• Ponad 2 promile miała młoda matka, która w takim stanie „opiekowała” się dwójką swoich dzieci. Kobieta zadzwoniła na pogotowie informując o tym, że jej 2-letni syn połknął leki. Dziecko zostało śmigłowcem przetransportowane do szpitala w Łodzi. O sprawie powiadomiono sąd rodzinny. Nieodpowiedzialna matka usłyszała zarzuty narażenia dzieci na niebezpieczeństwo utraty życia.

    Do zdarzenia doszło 14 sierpnia 2017 roku w jednym z domów na terenie gminy Buczek. Dyspozytor pogotowia powiadomił łaskich stróżów prawa o tym, że 2-letnie dziecko zażyło leki, a matka sprawująca nad nim opiekę była nietrzeźwa.

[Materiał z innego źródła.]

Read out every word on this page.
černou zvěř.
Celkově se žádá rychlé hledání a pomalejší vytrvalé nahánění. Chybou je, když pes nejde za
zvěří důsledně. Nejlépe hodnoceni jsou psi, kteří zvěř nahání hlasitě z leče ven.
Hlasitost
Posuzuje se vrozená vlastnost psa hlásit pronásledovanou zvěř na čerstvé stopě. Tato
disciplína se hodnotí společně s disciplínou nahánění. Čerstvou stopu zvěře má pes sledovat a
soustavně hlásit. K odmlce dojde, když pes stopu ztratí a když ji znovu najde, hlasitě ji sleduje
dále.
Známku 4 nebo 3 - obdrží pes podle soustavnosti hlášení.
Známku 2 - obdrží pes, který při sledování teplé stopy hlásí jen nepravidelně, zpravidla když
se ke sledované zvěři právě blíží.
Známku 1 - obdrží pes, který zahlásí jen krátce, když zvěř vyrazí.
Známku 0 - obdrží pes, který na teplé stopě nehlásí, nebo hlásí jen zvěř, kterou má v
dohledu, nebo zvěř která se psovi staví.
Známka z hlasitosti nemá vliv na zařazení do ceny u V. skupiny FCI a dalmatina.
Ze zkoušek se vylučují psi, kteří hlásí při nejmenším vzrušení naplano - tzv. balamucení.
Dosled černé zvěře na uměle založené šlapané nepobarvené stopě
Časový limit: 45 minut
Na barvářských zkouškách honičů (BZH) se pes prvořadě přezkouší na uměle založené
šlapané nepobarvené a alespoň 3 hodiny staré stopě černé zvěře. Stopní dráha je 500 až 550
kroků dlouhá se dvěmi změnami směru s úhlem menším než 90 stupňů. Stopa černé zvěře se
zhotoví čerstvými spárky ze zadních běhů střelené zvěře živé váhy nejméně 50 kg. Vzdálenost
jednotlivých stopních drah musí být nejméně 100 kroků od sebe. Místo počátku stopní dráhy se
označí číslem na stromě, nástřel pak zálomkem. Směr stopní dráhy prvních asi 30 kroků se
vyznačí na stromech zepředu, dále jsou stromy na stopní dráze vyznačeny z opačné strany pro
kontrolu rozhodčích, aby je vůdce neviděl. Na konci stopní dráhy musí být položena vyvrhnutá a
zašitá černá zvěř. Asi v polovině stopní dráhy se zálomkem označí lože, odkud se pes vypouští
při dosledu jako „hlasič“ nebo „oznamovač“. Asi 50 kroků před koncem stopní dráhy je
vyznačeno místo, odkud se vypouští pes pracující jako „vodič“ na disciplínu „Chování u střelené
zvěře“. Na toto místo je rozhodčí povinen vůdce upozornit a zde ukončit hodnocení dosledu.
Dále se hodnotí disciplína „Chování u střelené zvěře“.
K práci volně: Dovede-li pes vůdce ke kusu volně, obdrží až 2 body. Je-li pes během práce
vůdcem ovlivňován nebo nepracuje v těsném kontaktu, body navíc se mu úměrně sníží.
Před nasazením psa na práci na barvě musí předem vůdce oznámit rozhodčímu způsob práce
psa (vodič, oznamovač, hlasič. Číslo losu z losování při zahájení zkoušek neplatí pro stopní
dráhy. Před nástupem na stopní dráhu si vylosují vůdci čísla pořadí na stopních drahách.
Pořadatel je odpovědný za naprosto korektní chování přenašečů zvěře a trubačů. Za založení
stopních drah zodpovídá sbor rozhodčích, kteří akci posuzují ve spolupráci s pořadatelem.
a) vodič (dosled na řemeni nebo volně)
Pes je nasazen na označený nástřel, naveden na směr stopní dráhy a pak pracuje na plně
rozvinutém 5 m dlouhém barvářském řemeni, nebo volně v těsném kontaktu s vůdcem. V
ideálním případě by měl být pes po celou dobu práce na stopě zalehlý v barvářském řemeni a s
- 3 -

Funkcjonariusze zastali w mieszkaniu 29-letnią matkę i drugie dziecko. 2-letni chłopiec był już transportowany przez Lotnicze Pogotowie Ratunkowe do jednego z łódzkich szpitali. Zachowanie kobiety wskazywało, że mogła być pod wpływem alkoholu, więc policjanci zbadali jej stan trzeźwości. Okazało się, że miała ponad 2 promile alkoholu w organizmie.  Drugie z dzieci zostało przekazane pod opiekę rodziny, zaś nietrzeźwa matka noc spędziła w policyjnej celi. Po wytrzeźwieniu usłyszała zarzut narażenia dzieci na niebezpieczeństwo utraty życia. 29-latka popełniła to przestępstwo w warunkach tak zwanej „recydywy” i grozić jej może kara nawet do 7,5 roku pozbawienia wolności.